When mothers are apprehensive about Mayer’s ability to combine work with the initials tasks of recovery and bonding, it is possible that this message is not condescending but rather compassionate. Be careful committing yourself to a plan that may end up breaking your heart. Still, Mayer may not find motherhood a life-changing event; returning early to work may be a genuine pleasure for her. She would not be alone in that experience and she will have significant resources to assist her with it: nannies, cleaners, chefs and personal assistants. Her life will be like that of many fathers.

What is her husband like?

But the question I most want a journalist to ask her is: What is your husband like? Because her ability to juggle her job and family in the way she wants to will depend critically upon him. Will he get up (again and again and again, through the night) to the baby? Will he suppress his cough and his urge to go to the toilet for hours on end so as not to wake the sleeping baby in his arms? Will he make those decisions that need to be made when the baby is running a fever? Will he take on the lion’s share emotionally the way a mother does to allow her partner to continue his career? Men’s lives can be turned upside down by their babies, but the real shock for me – and many of my female friends who were primary carers for our babies – was how little it changed our partner’s lives.

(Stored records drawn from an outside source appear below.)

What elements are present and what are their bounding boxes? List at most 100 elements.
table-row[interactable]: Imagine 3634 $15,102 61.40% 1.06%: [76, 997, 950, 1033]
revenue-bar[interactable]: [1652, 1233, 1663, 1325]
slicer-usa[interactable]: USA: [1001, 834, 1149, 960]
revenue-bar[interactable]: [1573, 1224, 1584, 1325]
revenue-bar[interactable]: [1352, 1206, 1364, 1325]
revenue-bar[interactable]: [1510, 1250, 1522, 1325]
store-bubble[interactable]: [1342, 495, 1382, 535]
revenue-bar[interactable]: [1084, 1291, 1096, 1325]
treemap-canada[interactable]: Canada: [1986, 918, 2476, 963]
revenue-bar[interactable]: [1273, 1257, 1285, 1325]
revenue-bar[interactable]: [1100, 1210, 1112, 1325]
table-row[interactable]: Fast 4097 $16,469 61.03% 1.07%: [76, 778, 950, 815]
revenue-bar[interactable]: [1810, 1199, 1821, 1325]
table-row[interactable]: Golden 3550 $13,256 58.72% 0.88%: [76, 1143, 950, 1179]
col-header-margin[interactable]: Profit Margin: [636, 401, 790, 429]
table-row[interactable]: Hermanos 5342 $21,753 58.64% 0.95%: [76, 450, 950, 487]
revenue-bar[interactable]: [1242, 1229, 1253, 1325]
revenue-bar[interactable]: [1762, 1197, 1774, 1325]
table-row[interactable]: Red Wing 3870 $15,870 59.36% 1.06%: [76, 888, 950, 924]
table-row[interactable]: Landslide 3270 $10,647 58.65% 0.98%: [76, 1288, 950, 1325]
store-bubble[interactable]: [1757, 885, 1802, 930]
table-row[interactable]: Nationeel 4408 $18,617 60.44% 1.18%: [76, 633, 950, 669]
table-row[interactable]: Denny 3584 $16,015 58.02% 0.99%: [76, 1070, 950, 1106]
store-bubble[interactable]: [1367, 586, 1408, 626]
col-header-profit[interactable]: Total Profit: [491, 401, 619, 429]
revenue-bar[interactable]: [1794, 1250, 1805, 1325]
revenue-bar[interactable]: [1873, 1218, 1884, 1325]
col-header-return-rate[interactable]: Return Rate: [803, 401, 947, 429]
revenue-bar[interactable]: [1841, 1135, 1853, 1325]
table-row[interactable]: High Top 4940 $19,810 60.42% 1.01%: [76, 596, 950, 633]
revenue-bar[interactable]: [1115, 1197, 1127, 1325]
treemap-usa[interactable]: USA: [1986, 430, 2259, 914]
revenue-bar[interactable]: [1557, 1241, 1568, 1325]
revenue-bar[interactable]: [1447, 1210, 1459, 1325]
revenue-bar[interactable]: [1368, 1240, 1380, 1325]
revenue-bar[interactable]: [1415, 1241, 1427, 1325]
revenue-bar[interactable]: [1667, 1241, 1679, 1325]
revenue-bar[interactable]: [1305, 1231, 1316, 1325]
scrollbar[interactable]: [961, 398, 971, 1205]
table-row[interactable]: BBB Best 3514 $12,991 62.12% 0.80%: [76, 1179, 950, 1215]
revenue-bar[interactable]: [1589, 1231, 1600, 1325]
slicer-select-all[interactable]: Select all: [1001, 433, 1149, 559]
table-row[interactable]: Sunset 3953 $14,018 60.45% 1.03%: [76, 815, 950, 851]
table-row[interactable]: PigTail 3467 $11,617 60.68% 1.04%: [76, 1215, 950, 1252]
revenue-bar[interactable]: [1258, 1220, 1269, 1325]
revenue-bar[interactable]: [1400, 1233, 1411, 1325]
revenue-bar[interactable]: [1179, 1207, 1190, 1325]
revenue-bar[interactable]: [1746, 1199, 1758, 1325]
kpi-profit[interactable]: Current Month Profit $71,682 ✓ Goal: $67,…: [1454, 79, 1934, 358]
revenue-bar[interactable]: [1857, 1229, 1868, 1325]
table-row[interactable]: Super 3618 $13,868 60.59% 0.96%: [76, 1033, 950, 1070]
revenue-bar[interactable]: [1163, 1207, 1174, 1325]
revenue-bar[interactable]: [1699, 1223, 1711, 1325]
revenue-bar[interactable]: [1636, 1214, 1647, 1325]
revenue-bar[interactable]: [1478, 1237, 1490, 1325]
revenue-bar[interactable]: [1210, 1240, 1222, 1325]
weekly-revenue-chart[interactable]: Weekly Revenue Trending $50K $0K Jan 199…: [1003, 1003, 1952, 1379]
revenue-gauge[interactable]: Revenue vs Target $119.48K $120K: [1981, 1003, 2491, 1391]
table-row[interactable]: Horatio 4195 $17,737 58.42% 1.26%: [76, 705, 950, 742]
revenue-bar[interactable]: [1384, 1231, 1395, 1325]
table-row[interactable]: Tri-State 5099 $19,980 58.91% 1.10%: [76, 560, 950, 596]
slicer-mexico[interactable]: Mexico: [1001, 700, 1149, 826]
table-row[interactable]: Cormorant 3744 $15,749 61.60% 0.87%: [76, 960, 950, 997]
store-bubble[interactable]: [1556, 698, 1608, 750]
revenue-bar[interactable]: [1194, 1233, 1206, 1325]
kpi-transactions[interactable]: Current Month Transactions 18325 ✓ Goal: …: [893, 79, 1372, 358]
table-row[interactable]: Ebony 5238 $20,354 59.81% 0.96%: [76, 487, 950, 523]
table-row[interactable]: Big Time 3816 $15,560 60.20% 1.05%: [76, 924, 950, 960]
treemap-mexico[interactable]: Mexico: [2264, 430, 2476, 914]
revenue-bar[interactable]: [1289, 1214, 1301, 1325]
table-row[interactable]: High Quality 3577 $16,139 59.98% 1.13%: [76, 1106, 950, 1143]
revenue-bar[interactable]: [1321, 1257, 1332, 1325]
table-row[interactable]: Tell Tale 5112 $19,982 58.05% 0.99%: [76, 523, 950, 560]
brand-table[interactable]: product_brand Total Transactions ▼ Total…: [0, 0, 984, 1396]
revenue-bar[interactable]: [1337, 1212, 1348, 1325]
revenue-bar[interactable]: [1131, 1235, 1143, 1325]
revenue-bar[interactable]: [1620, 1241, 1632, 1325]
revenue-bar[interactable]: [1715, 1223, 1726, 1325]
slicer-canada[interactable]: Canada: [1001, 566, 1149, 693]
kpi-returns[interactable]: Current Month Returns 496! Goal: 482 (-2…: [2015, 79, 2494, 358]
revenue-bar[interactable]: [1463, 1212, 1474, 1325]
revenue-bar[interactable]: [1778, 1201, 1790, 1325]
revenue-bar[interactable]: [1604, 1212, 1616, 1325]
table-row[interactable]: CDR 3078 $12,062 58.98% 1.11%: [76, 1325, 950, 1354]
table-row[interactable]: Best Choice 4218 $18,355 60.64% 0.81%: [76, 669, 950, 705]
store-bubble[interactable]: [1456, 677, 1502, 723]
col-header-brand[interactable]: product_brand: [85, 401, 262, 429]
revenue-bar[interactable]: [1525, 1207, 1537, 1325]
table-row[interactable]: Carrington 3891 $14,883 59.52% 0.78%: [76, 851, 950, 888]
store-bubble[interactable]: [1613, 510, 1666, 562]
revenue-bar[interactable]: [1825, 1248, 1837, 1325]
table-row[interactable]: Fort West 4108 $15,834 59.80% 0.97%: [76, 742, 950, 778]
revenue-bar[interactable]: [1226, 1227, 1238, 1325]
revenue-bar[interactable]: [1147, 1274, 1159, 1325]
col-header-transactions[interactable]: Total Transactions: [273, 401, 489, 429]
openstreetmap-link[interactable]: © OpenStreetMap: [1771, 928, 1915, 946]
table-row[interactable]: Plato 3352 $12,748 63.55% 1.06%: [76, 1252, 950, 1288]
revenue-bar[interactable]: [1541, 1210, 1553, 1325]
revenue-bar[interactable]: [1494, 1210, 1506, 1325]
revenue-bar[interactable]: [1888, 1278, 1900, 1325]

In reality, Mayer will be able to return to work with maximum flexibility – she will have the kind of job autonomy that can come only with being in the most senior levels of management. The collective sigh from mothers when she made her statement about maternity leave was probably less about how she might be minimising the work of stay-at-home mothers and more about how she was minimising the work involved for mothers employed outside the home.

Life choices at the top of the ladder

People at the top of the ladder often fail to acknowledge how significant the advantage of job flexibility is for achieving their work/life balance and how it helps them to make the most of their family time. It is not uncommon for women at the top to boast that they love their jobs and do not see the need others have for time away from work. Even more disturbingly, they may try to argue that work/life balance is a luxury item and that if they have forgone it at their level, surely others must too.

Such women are in difficult positions, weighed down with expectations and scrutiny that their male counterparts never experience. In so many ways they are role models for women, but they can do serious damage to women on the lower rungs of the job ladder in their efforts to keep firm footing at the top.

As CEO, what choice did Mayer have in how she made her pregnancy announcement? Vastly less than a male CEO with a wife would have in announcing his forthcoming baby. Mayer had to establish that she will remain relevant in spite of motherhood.

‘Women desperately want Mayer to succeed’

Women desperately want Mayer to succeed; there are a pitiful number of female CEOs in charge of Fortune 500 companies and we would love to see Google’s first female engineer rescue Yahoo. But we must understand this: when women leaders distance themselves from mothering in order to maintain their relevance in the workplace, they help reinforce the negative way mothers are seen. You probably cannot blame them for it – it’s a rotten deal they face – but likewise, you cannot be all that surprised when other mothers react to it.

In the real world, mothers are facing all the same problems a female CEO is tackling, only with less resources to buy their way out of the squeeze. For these mothers, it is not another spiteful round of the ‘mummy wars’ that they are initiating. It is a desperate plea for their lives not to be squeezed any harder.

Andie Fox blogs regularly about motherhood and feminism at Blue Milk.